By Eric Scheiner | August 3, 2016 | 3:39pm EDT
Broccoli (AP Photo)

(CNSNews.com) - Over $2 million in taxpayer funds are going to “Developing an Eastern Broccoli Industry” through a U.S. Department of Agriculture (USDA) Grant.

“Eastern consumers' demand for local broccoli is high, but that demand cannot be met until sufficiently adapted varieties are available and the distribution network is expanded,” the non-technical summary for the project explains.

The $2,019,142 in funding is being given to Cornell University in Ithaca, N.Y. through the National Institute of Food and Agriculture (NIFA) Specialty Crop Research Initiative for the “Developing An Eastern Broccoli Industry Through Cultivar Development, Economically and Environmentally Sustainable Production and Delivery” program.

"America's specialty crop farmers face many challenges ranging from a changing climate to increasing production costs.

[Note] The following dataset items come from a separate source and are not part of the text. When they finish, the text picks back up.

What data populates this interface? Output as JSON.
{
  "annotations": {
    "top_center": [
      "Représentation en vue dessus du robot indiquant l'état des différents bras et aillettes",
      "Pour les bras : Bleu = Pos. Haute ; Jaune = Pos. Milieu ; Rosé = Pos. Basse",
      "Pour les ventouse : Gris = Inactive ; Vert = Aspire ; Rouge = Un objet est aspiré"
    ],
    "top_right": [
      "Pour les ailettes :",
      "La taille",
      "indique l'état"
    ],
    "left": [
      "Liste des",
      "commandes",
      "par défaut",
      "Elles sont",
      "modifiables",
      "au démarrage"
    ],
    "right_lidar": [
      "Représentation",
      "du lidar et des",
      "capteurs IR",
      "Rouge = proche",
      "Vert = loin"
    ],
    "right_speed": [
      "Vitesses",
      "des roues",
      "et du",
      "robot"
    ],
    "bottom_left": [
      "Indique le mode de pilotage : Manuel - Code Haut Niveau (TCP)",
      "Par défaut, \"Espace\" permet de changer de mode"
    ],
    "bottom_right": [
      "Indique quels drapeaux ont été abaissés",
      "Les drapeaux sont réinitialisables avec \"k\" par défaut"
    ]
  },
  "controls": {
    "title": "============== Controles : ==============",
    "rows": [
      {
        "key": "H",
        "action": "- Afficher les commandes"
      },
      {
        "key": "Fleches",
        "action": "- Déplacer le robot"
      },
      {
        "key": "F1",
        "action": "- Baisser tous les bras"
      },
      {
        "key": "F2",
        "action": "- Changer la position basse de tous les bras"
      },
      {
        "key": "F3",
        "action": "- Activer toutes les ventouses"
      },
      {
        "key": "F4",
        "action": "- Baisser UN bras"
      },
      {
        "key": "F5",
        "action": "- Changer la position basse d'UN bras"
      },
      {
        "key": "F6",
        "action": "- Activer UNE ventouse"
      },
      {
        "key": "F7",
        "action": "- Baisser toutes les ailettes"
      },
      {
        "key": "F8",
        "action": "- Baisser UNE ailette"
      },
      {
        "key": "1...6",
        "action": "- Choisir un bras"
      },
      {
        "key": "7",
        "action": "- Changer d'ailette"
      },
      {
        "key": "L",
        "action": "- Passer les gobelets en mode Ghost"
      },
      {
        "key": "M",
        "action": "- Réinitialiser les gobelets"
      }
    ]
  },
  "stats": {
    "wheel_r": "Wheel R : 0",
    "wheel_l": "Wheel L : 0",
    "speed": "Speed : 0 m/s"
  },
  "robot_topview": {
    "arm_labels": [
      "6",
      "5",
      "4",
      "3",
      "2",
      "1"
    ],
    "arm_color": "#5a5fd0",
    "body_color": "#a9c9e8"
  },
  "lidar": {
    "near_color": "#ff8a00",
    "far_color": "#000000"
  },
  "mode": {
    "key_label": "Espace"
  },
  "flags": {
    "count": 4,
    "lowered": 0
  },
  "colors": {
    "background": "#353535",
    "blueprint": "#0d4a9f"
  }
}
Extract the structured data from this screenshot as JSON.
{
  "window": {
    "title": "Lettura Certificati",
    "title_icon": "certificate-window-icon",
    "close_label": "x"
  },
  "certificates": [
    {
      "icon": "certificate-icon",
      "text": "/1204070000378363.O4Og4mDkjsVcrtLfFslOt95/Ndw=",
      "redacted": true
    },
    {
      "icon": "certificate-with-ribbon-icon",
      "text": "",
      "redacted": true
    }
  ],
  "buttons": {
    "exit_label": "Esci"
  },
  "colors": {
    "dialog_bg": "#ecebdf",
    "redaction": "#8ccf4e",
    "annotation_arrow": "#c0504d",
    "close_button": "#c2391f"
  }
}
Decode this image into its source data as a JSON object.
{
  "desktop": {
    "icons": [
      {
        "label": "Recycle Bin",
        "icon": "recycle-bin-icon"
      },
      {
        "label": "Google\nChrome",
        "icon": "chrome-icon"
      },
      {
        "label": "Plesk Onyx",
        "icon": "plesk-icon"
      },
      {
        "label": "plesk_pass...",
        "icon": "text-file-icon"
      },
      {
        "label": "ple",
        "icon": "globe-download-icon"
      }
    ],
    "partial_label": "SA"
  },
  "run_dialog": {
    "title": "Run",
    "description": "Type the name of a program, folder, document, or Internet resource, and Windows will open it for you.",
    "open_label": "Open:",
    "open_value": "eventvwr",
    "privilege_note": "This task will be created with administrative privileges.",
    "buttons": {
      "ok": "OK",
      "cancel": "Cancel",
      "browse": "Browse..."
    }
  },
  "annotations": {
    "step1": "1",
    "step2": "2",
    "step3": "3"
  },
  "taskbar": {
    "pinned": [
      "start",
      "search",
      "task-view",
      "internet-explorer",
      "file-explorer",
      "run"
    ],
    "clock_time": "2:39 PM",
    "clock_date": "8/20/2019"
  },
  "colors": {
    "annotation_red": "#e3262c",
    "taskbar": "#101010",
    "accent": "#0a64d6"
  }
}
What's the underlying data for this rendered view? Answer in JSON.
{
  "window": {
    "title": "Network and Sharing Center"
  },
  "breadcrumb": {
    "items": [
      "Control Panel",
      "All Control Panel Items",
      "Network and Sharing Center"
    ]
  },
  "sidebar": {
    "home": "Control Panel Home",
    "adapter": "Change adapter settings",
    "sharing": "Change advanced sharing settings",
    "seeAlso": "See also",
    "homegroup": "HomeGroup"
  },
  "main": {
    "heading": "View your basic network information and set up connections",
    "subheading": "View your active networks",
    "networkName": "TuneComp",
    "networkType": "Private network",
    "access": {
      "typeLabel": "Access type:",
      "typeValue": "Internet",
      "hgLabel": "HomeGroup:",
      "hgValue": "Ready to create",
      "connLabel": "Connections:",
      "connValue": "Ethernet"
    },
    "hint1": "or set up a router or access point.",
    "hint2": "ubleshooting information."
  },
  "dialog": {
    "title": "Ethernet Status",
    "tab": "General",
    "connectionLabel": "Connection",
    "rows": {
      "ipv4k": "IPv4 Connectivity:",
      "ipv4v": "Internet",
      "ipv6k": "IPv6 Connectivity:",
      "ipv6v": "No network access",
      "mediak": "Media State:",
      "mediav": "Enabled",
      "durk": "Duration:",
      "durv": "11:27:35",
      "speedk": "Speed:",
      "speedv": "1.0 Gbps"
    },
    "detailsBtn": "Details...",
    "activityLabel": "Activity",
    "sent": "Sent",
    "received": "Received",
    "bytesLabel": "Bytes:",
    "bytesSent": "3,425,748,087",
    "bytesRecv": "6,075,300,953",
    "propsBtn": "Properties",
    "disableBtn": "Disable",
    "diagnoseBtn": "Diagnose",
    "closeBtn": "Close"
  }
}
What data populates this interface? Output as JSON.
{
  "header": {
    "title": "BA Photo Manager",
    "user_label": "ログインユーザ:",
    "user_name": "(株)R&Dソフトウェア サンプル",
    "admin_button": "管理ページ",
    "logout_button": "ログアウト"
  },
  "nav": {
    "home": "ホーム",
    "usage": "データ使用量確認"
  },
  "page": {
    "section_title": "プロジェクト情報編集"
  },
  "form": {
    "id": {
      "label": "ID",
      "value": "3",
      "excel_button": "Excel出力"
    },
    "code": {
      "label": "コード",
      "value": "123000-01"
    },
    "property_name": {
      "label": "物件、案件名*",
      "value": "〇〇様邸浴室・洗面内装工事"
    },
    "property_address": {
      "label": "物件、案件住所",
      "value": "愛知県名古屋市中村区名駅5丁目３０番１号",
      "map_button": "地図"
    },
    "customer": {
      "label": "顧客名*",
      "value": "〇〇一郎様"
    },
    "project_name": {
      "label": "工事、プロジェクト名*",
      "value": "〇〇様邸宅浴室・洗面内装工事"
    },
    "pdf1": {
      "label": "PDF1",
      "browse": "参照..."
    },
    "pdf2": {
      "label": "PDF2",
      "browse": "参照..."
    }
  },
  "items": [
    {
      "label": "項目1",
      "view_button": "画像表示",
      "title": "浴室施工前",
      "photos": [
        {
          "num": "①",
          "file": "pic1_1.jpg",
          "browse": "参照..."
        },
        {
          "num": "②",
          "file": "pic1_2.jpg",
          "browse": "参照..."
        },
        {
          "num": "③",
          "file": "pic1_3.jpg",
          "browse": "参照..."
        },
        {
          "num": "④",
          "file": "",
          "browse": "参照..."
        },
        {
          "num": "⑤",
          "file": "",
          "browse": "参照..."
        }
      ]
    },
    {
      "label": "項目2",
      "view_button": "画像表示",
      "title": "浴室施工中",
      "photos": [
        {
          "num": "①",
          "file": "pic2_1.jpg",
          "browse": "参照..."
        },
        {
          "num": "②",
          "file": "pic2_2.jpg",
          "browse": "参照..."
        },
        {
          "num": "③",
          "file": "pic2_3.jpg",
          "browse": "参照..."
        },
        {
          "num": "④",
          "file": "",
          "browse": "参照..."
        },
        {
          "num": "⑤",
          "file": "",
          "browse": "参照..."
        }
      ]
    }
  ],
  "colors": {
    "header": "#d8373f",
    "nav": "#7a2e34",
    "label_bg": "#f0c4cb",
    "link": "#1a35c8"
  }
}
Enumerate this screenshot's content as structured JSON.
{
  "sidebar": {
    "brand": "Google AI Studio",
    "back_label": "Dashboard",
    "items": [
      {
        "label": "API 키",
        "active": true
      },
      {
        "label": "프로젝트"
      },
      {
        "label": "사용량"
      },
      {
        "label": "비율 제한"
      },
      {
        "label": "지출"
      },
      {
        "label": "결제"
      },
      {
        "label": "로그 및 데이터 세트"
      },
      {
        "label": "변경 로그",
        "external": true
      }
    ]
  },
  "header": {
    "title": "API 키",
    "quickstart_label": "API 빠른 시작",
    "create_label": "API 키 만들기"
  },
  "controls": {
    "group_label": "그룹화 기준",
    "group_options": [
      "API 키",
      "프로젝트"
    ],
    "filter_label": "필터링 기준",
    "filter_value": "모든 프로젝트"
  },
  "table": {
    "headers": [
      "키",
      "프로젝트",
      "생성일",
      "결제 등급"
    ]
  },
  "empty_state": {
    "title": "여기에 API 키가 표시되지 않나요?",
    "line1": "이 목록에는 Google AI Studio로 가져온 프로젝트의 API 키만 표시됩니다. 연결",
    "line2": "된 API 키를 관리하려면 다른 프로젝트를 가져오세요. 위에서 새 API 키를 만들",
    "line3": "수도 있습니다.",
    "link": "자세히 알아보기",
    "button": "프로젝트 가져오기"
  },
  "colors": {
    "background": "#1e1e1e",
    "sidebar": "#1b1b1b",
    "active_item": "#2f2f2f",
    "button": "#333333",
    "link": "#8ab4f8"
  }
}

Investing in cutting edge research helps uncover solutions to keep their operations viable and ensures Americans have access to safe, affordable and diverse food options," Agriculture Secretary Tom Vilsack says in a press release on the grant awards.

Among the eastern broccoli project objectives is to market special hybrid seeds in the U.S. that are “much better adapted to the East,” and to “overcome barriers to increased distribution of eastern-grown broccoli that have not (been) resolved in the private sector.”

The grant highlights the benefits developing the eastern broccoli industry will have on climate change, “This expansion will also reduce the overall cost and carbon footprint of broccoli consumed in the East, increase food security by diversifying production areas, and provide rural economic development.”

Agriculture Secretary Tom Vilsack with broccoli and Cookie Monster on "Sesame Street" (USDA Photo)

“National food security is improved by diversifying the production area to reduce risk from regional events like the current western drought. Production to include areas with sufficient rainfall stabilizes the market and improves food security. Furthermore, the carbon footprint of eastern broccoli consumption is lower because it is shipped shorter distances, and with less ice,” the grant program says.